Eduardo Prado Coelho: Dez anos da morte e de um vazio

Nos dez anos da morte do nosso «último intelectual dominante», a sua ausência provou ser tão forte quanto foi a sua presença.

Talvez hoje poucos se recordem, uma vez que os esforços da memória foram tão secundarizados face às ansiedades previdentes da época, dessa petite histoire que Eduardo Prado Coelho criou, ao trazer o mil-folhas, esse bolo em camadas, para o «epicentro da previsão política» numa das suas crónicas no Público, há 17 anos. Como foi que um reparo do ensaísta dominou as atenções num tempo com margem para subtilezas, ao carregar de significado a escolha deste bolo pelo então ministro da Cultura, Manuel Maria Carrilho, com quem ele almoçara no Centro Cultural de Belém: «No final, quis mesmo comer um mil-folhas, o que, para quem conhece a sua austeridade gastronómica, me pareceu o cúmulo da libertinagem. Foi no mil-folhas que percebi que a demissão era irreversível.»

Não sendo a madalena de Proust, é um atrevimento de análise de um espírito disponível para esses tropeços sensíveis, os de alguém que não sendo um «filósofo de formação, tinha a paixão das ideias, as mais subtis e paradoxais, as mais up-to-date também, e que (…) deram à sua escrita luminosa um eco de rara qualidade», como notou Eduardo Lourenço. Este reparo na crónica, investido do seu simbolismo, mereceu-lhe as reacções mais diversas, tantas delas de chacota. Mas Prado Coelho tinha então a mesma disponibilidade para ser amado quanto odiado. Talvez só pudesse feri-lo mais fundo o desprezo.

Nessa altura, o suplemento literário do Público era o Leituras, e havia a sensação de que estava a precisar do que, hoje, na lustrosa linguagem que faz salivar as alimárias do empreendedorismo, se chama ‘rebranding’. E então, o suplemento serviu-se daquela pequena glória e enobreceu-a, ao ser baptizado de Mil Folhas.

No dilatado intervalo que levamos sobre uma consciência épica do nosso destino, a cultura portuguesa foi tecendo a sua teia nocturna a partir de episódios menores, com uma preciosa ironia, num «virtuosismo aracnídeo» de quem prepara o vazio para uma chegada armando sensíveis armadilhas. A esse respeito, durante um período de mais de três décadas, Eduardo Prado Coelho teve o enormíssimo mérito de cativar os ânimos num espaço tantas vezes desmoralizado, e hoje evidentemente desmobilizado, refém do seu próprio desencanto. É revelador, de resto, o facto de os dez anos que, esta sexta-feira, passaram sobre o desaparecimento do nosso «último intelectual dominante» terem ficado por assinalar. Adiante.

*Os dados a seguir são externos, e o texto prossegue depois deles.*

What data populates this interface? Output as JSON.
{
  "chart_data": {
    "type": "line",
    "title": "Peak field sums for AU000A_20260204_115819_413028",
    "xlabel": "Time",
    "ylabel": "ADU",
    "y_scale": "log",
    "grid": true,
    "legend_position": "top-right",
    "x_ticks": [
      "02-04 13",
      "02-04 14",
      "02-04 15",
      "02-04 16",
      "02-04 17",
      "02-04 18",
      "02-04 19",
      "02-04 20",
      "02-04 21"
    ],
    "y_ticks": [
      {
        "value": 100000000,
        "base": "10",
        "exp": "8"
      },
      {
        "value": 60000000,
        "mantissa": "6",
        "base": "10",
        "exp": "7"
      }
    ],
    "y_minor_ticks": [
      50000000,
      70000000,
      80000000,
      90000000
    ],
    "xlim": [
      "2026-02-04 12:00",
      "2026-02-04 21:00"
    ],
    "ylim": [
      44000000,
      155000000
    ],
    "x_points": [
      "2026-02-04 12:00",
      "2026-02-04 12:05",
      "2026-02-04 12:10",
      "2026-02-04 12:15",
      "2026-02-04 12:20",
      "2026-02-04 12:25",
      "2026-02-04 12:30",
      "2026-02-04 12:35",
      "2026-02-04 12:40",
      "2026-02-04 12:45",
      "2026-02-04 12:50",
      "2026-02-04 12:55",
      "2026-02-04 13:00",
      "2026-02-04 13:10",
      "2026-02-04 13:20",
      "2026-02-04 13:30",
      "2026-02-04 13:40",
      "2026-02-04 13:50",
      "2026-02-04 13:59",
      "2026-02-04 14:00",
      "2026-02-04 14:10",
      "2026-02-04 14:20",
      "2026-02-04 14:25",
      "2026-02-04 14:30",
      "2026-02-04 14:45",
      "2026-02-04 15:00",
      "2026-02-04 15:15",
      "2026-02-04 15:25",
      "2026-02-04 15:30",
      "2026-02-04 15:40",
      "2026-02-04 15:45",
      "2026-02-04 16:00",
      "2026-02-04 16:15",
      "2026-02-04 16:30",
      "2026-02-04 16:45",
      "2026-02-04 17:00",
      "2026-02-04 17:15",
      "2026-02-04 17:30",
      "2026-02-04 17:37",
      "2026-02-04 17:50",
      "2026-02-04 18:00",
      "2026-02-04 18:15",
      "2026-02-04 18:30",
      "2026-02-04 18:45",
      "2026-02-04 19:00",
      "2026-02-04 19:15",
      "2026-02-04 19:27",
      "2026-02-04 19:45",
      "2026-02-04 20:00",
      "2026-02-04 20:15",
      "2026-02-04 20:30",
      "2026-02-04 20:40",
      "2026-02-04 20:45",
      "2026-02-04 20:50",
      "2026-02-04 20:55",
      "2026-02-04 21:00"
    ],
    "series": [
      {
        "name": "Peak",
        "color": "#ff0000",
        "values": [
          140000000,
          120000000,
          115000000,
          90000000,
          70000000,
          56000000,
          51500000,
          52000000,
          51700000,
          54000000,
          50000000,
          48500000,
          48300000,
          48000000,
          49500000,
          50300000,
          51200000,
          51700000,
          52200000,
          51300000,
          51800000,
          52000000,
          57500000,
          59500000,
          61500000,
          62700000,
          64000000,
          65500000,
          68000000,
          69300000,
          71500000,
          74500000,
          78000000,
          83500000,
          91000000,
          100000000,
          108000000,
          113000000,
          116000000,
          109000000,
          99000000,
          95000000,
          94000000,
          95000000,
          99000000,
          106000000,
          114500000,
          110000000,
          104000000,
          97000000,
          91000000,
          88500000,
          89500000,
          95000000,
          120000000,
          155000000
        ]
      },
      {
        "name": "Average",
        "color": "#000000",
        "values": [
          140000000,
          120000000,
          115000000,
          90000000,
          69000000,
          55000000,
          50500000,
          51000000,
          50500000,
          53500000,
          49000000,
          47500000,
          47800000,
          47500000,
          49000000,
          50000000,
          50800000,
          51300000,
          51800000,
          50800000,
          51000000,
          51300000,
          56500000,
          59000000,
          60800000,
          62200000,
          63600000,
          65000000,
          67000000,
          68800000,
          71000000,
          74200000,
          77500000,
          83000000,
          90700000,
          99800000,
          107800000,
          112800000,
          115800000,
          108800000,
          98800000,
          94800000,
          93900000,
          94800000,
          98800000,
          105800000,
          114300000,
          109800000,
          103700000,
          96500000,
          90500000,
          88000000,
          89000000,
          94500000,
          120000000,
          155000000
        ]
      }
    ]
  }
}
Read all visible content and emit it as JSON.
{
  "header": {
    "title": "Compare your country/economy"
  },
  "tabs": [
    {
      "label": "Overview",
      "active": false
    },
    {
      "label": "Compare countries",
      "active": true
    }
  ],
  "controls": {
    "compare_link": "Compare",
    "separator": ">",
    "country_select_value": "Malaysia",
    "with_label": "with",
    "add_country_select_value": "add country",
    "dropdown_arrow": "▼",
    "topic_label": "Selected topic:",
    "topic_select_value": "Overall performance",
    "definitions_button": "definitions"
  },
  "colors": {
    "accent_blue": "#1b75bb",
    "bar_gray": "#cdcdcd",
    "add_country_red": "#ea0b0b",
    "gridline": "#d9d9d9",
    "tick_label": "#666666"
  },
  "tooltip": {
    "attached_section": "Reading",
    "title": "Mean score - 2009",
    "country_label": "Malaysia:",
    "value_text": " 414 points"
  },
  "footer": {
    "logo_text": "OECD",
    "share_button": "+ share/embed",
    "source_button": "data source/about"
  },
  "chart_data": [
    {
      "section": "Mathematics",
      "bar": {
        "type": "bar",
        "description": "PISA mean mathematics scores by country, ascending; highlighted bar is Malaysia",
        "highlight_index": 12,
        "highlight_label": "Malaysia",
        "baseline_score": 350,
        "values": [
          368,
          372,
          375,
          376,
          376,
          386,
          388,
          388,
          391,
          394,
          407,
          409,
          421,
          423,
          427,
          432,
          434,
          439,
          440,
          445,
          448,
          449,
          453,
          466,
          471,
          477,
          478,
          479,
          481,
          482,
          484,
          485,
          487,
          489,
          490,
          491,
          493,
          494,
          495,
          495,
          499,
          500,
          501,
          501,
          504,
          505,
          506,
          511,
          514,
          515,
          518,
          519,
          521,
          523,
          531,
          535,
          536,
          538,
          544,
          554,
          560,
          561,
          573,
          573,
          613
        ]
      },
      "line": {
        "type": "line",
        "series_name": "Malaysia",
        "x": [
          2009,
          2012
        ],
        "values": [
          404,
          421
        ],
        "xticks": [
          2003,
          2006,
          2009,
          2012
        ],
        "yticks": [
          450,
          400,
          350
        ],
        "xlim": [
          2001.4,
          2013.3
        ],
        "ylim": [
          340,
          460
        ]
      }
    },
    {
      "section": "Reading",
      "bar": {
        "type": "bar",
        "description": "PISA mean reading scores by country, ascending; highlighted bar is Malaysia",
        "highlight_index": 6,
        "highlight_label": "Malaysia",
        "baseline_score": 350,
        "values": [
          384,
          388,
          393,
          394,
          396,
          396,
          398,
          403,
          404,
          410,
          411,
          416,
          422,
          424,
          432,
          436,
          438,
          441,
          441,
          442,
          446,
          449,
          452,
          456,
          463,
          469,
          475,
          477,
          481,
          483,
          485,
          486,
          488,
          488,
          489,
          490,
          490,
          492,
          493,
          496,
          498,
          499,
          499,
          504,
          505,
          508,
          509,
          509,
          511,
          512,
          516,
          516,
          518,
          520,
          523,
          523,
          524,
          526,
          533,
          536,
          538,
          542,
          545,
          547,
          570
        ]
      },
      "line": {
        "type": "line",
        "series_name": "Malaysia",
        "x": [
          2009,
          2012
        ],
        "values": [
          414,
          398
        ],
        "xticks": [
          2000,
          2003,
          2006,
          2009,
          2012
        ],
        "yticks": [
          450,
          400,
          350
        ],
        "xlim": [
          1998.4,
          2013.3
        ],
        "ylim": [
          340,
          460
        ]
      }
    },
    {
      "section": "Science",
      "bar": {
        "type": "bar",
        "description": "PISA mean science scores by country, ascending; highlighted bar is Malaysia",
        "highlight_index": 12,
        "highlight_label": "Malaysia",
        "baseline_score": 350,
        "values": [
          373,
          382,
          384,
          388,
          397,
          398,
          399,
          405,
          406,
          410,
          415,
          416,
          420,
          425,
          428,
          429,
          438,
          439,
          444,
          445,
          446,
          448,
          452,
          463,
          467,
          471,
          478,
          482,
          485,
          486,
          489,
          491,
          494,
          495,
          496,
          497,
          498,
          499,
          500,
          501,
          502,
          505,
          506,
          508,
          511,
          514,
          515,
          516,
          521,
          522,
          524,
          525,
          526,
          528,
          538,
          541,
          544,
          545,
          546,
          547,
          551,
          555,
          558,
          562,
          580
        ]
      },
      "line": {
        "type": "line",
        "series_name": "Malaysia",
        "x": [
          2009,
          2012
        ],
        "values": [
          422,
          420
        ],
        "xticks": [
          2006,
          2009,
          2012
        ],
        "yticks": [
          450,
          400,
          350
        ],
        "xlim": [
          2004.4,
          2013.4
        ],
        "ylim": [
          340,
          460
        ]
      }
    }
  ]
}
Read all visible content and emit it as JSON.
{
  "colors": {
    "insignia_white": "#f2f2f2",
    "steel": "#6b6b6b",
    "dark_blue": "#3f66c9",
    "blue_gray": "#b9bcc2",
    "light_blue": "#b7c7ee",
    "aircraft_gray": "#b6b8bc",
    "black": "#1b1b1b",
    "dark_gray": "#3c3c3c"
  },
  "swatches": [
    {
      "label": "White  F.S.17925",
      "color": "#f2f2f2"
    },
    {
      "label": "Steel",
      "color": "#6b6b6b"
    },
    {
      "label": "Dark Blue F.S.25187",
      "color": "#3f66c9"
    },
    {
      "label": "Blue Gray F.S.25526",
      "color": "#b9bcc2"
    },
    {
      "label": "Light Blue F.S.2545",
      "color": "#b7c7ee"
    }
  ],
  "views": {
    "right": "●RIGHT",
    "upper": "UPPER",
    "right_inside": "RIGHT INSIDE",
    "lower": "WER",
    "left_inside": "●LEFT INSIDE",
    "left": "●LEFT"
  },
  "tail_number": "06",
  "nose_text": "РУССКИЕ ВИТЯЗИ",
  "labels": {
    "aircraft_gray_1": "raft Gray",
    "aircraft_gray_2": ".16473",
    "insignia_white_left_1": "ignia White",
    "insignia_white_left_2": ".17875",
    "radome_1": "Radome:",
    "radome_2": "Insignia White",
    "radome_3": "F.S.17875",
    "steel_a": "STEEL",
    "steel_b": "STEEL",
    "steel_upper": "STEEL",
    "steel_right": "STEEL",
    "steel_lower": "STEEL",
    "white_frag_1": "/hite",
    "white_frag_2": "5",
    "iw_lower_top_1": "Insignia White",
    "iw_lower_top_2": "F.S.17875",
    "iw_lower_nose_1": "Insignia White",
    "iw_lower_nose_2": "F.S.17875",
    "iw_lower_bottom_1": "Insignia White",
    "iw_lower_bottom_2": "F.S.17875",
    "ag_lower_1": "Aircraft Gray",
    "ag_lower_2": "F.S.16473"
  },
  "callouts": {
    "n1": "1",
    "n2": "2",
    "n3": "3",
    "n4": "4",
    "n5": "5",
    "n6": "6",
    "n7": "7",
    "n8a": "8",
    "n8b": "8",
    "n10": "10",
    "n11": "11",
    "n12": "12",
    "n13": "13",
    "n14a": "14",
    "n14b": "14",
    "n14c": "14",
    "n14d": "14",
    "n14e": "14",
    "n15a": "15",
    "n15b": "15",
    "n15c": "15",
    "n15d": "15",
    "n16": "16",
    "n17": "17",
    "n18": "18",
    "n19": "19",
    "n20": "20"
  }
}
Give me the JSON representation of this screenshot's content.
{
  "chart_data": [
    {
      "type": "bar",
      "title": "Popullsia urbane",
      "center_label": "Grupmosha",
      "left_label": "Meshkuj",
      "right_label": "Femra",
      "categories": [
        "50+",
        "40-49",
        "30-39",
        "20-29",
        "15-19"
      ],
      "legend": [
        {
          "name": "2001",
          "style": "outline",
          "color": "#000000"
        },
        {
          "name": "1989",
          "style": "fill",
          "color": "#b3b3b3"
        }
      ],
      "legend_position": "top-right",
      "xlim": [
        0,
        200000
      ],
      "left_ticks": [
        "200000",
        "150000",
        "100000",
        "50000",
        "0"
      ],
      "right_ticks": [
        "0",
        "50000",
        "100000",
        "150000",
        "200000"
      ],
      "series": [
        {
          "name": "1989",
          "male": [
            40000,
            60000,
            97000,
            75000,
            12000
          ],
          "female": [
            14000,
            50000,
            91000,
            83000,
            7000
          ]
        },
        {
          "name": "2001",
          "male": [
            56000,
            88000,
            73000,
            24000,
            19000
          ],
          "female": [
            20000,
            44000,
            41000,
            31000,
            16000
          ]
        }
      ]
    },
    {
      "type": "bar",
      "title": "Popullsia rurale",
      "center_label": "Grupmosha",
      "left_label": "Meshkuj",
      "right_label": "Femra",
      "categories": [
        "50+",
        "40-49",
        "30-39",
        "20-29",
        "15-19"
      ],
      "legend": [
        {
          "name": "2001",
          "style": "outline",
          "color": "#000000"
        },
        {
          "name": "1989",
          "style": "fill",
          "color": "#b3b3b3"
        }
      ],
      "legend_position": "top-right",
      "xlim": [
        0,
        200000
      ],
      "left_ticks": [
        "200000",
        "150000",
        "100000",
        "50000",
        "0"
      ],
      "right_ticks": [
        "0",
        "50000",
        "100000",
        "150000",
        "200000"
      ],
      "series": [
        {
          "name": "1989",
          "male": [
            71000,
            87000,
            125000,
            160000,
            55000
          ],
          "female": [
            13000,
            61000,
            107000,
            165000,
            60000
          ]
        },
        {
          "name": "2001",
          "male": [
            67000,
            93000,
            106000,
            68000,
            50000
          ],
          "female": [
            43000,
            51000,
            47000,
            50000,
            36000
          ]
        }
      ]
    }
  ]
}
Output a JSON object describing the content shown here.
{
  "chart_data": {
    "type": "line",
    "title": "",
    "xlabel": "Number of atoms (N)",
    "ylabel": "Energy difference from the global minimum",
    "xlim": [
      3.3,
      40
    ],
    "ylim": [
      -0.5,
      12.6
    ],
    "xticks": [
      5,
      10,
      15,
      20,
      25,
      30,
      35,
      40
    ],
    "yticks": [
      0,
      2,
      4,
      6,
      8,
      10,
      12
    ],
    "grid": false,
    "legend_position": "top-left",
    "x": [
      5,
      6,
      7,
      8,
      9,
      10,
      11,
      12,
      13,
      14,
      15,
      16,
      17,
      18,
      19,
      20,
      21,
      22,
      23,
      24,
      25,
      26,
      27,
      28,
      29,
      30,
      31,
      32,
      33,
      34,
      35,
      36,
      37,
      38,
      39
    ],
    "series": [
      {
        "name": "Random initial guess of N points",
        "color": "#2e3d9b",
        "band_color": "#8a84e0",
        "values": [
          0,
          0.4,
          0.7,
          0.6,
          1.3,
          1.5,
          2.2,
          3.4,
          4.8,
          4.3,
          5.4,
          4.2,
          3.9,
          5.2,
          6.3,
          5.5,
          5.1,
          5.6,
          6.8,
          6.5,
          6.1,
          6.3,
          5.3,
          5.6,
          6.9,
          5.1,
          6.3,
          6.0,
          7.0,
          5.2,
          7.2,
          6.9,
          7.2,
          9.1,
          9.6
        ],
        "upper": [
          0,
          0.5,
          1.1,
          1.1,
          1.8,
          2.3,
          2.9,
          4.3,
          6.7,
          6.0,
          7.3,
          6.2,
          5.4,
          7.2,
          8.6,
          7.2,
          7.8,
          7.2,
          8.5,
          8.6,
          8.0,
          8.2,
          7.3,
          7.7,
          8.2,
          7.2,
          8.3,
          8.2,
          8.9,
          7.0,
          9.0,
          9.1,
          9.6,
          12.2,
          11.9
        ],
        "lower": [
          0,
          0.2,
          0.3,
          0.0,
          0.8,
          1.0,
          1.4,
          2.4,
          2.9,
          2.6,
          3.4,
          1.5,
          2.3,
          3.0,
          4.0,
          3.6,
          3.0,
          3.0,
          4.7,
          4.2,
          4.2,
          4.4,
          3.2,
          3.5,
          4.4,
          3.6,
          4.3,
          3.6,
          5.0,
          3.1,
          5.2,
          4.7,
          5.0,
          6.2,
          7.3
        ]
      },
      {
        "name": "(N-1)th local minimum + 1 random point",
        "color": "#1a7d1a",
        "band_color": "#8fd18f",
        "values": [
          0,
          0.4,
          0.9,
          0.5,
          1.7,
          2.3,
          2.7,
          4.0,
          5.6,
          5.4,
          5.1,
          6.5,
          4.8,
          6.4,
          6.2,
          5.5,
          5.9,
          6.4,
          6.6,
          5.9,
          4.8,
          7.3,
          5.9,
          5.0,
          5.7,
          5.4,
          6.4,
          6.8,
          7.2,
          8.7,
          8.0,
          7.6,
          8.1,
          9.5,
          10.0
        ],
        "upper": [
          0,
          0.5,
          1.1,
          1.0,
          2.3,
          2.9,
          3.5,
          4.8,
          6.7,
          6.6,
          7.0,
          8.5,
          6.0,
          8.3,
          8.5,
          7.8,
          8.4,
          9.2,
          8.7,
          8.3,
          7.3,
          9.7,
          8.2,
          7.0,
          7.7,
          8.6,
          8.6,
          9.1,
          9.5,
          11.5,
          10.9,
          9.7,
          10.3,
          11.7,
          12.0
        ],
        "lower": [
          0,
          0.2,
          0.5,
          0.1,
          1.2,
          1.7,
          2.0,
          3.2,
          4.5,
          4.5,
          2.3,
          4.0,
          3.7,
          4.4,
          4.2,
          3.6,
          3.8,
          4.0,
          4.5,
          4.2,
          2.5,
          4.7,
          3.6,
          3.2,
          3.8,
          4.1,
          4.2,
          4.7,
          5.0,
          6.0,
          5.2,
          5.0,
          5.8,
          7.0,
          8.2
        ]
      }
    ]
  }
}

Se foi uma figura tão polarizadora, e se tirava um gozo evidente em causar alguma inquietação, quando não, simplesmente, arreliar os gatos cultos que passam o dia a lamber-se e a ronronar auto-satisfeitos, ele aceitou o risco e mesmo o desequílibrio de uma relação apaixonada, urgente com os objectos que, mais do que a «extrema finura» das suas leituras, o atiravam para o desequilíbrio dos afectos. 

Ao Sol, José Bragança de Miranda, catedrático do Departamento de Ciências da Comunicação da Universidade de Lisboa, e um dos mais cúmplices amigos de EPC, reforça a ideia de que ele foi «o último intelectual português, se por tal considerarmos uma figura que se dedica a uma terapia da alma pela escrita, nada lhe sendo alheio». Volvidos dez anos sobre a morte de Prado Coelho, o amigo frisa o quanto a sua ausência se faz sentir mais ainda porque significou um vazio no nosso campo cultural. «Desaparecem os intelectuais quando passam a directores de consciências e a inculcadores de receitas», e adianta: «A escrita enquanto tal era a sua paixão, alheia a todo o espírito de sistema e ao sistemático, e isso aproximava-o do ensaio, naquilo que tem de tentativo, de transitório, e, finalmente, de gratuito. Daí a hostilidade daqueles que para se convencerem têm de convencer, e que o tachavam de ‘amigo universal’, como se ele não distinguisse o inimigo.»

Bragança de Miranda lembra ainda como os dois se debatiam na perspectiva sobre o modo de enquadrar o desafio das tensões no plano do pensamento: «O EPC, que sabia do meu gosto pelo número dois, herdado do polemos [guerra, conflito] de Heráclito, dizia-me às vezes que o dois era demasiado guerreiro, que dividia e separava. Ele preferia o ‘um’, a fusão, mesmo sabendo-a momentânea. Isso ajuda a compreendê-lo, um pouco. Era o amor e o seu número que o conduziam. O ‘amor que move o sol e as outras estrelas’, como dizia Dante.»